LE MONDE, 20.06.07
Renaud Machart
Verdi : La Traviata, Paris, Palais Garnier, 06/16/2007 - et 19, 24, 27, 30 juin, 3, 6, 8, 12 juillet 2007
Une "Traviata" sur la mauvaise voie
Il y a deux façons de mettre en scène un spectacle. La première est la "méthode entonnoir" ou, pour les cas extrêmes, la "méthode hachoir" : elle consiste, pour un metteur en scène, à faire passer coûte que coûte le sens d'un ouvrage par le tuyau plus ou moins broyeur de sa vision personnelle. C'est ce que vient de faire, comme beaucoup de ses collègues aujourd'hui sur les scènes lyriques notamment, le Suisse Christoph Marthaler, qui a essuyé les huées d'un public furieux lors de la première de cette nouvelle production de La Traviata, de Giuseppe Verdi, à l'Opéra de Paris.

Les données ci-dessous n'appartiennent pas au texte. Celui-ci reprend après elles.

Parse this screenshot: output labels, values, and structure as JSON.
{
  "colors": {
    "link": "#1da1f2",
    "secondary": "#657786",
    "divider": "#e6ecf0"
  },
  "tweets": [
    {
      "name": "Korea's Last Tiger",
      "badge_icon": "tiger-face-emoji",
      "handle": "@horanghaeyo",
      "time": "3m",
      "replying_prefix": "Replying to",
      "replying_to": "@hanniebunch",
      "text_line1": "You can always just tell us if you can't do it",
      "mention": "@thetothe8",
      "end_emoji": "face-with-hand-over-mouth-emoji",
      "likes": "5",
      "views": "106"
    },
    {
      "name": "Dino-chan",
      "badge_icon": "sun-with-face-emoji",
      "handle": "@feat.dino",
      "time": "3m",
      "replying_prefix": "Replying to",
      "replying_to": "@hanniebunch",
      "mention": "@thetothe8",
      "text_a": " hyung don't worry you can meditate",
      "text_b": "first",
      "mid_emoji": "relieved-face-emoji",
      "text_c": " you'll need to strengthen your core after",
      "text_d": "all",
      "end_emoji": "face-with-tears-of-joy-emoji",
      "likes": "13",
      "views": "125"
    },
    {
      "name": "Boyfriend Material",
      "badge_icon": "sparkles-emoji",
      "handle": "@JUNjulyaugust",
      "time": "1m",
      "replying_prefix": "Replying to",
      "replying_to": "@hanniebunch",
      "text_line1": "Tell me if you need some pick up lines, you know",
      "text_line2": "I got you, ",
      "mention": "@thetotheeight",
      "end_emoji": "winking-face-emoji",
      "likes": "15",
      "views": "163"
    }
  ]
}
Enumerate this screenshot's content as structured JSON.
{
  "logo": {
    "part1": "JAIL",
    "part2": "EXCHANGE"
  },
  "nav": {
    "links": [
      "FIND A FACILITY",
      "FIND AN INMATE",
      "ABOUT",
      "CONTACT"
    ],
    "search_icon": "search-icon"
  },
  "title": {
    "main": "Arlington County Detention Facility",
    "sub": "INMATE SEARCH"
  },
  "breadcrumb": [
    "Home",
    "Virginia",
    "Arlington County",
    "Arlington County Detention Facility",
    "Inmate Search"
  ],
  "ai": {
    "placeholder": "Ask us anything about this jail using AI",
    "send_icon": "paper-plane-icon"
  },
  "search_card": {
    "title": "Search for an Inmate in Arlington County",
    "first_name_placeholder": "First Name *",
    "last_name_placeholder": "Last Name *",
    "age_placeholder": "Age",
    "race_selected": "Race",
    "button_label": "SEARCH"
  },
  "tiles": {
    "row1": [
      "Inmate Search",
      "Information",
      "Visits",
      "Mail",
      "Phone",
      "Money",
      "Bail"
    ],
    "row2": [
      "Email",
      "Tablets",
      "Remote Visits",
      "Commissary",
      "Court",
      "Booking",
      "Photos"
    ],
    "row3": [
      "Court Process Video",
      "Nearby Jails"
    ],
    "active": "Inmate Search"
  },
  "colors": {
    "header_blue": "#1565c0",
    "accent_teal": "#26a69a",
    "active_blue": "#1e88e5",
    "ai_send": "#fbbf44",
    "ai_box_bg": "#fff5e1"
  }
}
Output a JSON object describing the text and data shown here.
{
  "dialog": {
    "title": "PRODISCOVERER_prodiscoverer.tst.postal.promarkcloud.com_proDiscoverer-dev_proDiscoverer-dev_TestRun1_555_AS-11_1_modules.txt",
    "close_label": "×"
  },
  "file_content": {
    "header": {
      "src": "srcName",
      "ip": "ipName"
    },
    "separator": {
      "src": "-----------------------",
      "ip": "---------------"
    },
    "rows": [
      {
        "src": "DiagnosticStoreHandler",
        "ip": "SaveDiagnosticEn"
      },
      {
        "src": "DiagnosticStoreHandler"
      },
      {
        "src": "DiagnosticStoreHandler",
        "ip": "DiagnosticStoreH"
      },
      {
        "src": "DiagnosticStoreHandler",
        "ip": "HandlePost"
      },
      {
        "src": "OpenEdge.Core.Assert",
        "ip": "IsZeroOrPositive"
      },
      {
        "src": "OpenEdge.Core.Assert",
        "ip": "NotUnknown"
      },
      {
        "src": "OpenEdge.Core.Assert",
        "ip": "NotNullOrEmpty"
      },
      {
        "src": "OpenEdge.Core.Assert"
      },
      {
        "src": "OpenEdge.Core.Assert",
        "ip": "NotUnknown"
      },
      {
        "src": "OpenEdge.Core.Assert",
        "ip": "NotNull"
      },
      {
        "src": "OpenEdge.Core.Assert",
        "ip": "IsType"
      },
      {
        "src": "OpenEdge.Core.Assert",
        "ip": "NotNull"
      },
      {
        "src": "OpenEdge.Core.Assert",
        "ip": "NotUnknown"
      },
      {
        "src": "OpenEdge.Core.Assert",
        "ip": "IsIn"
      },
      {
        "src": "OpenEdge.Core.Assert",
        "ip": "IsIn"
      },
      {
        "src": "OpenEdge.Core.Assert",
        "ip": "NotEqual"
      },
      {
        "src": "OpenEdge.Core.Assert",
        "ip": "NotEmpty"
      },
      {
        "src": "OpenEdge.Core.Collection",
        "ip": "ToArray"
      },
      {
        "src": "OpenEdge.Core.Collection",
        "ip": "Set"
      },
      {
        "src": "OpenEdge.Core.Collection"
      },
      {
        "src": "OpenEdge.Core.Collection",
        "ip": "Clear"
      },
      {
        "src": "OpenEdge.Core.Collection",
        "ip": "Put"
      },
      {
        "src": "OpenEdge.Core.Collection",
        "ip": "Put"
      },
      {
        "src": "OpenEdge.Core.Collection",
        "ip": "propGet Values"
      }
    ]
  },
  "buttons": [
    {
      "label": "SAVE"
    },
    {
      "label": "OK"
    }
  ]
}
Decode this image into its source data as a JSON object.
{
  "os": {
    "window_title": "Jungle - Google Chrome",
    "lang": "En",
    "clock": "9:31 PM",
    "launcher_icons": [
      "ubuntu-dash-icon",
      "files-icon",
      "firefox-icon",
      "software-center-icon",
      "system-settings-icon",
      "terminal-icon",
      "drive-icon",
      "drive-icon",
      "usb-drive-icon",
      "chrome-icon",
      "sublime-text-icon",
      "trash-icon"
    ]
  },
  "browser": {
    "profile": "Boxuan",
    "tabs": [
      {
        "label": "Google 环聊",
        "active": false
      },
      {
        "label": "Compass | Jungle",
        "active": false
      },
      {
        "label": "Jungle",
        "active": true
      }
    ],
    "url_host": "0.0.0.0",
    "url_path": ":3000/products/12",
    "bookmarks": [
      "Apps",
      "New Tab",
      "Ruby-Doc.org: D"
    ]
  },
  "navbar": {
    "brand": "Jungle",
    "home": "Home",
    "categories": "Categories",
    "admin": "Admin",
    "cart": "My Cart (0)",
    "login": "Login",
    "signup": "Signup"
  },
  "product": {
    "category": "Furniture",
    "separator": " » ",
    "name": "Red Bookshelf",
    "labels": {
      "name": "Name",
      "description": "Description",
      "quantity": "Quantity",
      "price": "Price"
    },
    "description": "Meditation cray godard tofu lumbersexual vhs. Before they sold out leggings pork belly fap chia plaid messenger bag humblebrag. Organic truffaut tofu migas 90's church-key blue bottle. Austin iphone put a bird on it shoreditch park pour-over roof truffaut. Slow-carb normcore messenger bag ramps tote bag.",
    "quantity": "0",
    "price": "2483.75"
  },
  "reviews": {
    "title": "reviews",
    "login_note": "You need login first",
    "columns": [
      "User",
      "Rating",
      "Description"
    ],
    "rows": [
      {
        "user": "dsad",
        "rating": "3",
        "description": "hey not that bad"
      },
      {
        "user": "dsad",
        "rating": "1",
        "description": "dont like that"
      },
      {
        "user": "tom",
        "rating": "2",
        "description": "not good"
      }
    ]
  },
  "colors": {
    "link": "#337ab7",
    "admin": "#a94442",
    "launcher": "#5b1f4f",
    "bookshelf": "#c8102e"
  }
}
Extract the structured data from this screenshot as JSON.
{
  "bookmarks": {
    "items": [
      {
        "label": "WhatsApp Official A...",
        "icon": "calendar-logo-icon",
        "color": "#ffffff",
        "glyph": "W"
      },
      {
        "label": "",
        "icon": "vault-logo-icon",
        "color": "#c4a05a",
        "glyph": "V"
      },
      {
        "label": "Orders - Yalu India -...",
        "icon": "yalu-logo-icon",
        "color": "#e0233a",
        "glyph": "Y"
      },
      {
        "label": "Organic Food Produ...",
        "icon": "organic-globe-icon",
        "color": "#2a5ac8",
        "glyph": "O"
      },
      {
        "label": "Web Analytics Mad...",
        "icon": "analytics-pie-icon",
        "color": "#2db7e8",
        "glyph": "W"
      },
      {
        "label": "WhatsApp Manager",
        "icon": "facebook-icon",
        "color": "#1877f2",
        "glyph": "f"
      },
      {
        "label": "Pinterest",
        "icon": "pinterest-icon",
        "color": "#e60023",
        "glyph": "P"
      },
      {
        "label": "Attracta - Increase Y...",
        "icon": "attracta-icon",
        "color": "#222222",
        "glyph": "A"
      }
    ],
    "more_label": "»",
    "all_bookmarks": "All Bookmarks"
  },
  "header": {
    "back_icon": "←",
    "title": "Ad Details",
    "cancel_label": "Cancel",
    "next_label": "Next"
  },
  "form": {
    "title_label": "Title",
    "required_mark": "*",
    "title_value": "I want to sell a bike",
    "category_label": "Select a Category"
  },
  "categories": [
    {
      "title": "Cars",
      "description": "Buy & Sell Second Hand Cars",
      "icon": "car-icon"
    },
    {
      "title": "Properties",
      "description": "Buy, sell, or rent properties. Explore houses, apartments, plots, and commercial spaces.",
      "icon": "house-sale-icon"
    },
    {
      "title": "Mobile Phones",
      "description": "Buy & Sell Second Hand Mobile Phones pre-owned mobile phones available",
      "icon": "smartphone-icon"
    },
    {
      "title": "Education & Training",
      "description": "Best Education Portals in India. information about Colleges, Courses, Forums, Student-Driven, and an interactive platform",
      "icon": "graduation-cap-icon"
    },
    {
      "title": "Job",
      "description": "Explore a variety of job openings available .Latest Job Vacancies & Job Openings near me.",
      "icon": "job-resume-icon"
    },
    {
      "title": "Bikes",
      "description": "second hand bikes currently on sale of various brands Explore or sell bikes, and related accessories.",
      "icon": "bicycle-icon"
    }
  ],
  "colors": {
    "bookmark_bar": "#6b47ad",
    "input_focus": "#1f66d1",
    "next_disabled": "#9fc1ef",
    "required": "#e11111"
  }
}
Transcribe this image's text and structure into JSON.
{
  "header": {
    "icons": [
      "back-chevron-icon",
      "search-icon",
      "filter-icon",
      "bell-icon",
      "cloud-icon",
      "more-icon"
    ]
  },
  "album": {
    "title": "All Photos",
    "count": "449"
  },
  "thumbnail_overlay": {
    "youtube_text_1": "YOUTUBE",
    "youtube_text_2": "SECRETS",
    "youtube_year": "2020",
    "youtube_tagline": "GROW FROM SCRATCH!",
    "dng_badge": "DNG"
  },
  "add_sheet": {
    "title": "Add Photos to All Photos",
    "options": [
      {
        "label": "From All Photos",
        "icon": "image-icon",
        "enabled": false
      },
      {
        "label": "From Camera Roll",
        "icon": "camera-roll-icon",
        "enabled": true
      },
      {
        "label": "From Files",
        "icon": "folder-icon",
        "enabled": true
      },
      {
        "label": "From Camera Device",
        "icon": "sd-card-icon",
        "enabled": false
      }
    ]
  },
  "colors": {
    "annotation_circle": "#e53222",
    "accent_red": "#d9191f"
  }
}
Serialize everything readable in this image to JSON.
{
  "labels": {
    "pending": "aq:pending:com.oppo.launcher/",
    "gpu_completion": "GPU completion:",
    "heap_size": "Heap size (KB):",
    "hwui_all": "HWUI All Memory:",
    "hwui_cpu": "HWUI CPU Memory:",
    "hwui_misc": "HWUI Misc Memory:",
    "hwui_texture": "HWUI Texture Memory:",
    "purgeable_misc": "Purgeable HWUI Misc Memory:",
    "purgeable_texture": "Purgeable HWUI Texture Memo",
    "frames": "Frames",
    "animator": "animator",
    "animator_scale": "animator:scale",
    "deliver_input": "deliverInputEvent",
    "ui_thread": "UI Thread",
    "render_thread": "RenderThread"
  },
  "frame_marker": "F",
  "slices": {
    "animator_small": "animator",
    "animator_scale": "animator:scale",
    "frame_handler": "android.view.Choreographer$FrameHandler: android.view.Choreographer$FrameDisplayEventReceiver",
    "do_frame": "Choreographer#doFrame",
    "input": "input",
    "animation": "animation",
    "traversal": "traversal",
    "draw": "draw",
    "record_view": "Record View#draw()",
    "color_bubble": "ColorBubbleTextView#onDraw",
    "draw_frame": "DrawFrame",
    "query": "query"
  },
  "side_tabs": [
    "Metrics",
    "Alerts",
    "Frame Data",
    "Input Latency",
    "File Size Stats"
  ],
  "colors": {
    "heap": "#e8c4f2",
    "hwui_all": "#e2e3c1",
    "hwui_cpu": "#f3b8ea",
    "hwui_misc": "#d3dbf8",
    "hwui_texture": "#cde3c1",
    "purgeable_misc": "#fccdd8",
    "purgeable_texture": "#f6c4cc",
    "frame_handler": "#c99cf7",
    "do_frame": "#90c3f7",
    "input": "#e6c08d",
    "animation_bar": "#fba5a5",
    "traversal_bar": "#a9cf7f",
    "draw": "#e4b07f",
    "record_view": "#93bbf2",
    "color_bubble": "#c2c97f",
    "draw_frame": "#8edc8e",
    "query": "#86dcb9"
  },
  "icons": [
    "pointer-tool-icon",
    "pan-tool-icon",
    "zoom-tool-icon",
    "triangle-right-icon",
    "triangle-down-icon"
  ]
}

La seconde méthode, hélas peu pratiquée ! consiste à regarder ce que l'oeuvre dit et à mettre son propre univers en résonance naturelle avec le propos et la musique. L'un des exemples les plus éblouissants de ce talent vient d'être donné par Patrice Chéreau avec De la maison des morts, de Janacek, à l'Opéra d'Amsterdam (Le Monde du 7 juin), spectacle qui sera présenté lors du Festival d'Aix-en-Provence. Mais tout le monde n'est pas Chéreau, qui n'est pas toujours lui-même et à qui il est arrivé de pratiquer la "méthode entonnoir".

Celle-ci est cependant souvent le signe d'un univers originellement fort. Celui de Marthaler, est-il besoin de le rappeler, est l'un des plus singuliers de la scène théâtrale européenne, mais il pèche par l'univocité de sa vision, filtrée par une éternelle paire de bésicles passablement ironiques et déformantes : comme chaque fois, la chair est triste, l'amour une chose que l'on donne sans y croire à quelqu'un qui n'a pas la force de le refuser, le tout baignant dans l'alcool, la drogue, la misère. Soit.

Le monde, et particulièrement celui de La Traviata ("La dévoyée"), n'est pas un long fleuve tranquille, chacun le sait, mais un regard dessillé ne devrait pas empêcher d'être visionnaire. Evidemment, Violetta Valéry, la dévoyée, doit être une star mythique. Peter Mussbach, à Aix, en avait fait une Marilyn ; Marthaler en fait une Edith Piaf mourant dans les détritus, soutenue par un jeune amant, dans le décor unique constitué par Anna Viebrock, une fois de plus dans le style d'une salle des fêtes de sous-préfecture des pays de l'Est, millésime 1964.

AVEC UNE BOUTEILLE

Bien sûr, alors que tout est décadence luxueuse, Marthaler renonce à ce qu'il appelle le "réalisme champagnisé". Dans la maison de campagne d'Alfredo (c'est toujours la salle des fêtes), un personnage répare une tondeuse à gazon. Bien sûr, on sert le breuvage pétillant dans des verres de plastique. Un personnage finit d'ailleurs par glisser le pied desdits verres entre ses doigts de pied. Une acrobate - sosie d'Eddie Sedgwick, camée météorique - joue avec une bouteille dont elle semble vouloir faire un accessoire sexuel - mais non. Dommage, car il n'y a guère d'autre chose à se mettre sous la dent dans ce spectacle prévisible dans sa volonté de ne l'être pas.

Christine Schäfer, sorte de Pierrette lunaire en absolu contre-emploi, tire sa voix en tête d'épingle du jeu. On l'aimait davantage en Chérubin rappeur qu'en dévoyée un peu courte de jambes. Son partenaire, Jonas Kaufmann, fait sensation, d'abord par son physique de star de cinéma. Mais quelle voix, et quel musicien... Il chante en artiste et non en ténor, capable de pianissimos et de vrais sons à décoller le plafond de Chagall.

Le chef Sylvain Cambreling ne mérite pas les huées qui l'ont accueilli à son retour en fosse après l'entracte, mais que sa direction est plate, sans finesse, sans élan ! C'est le seul qui pouvait comprendre la Traviata de Marthaler, a fait savoir le directeur de l'Opéra de Paris. Va donc pour Cambreling, tant pis pour Verdi.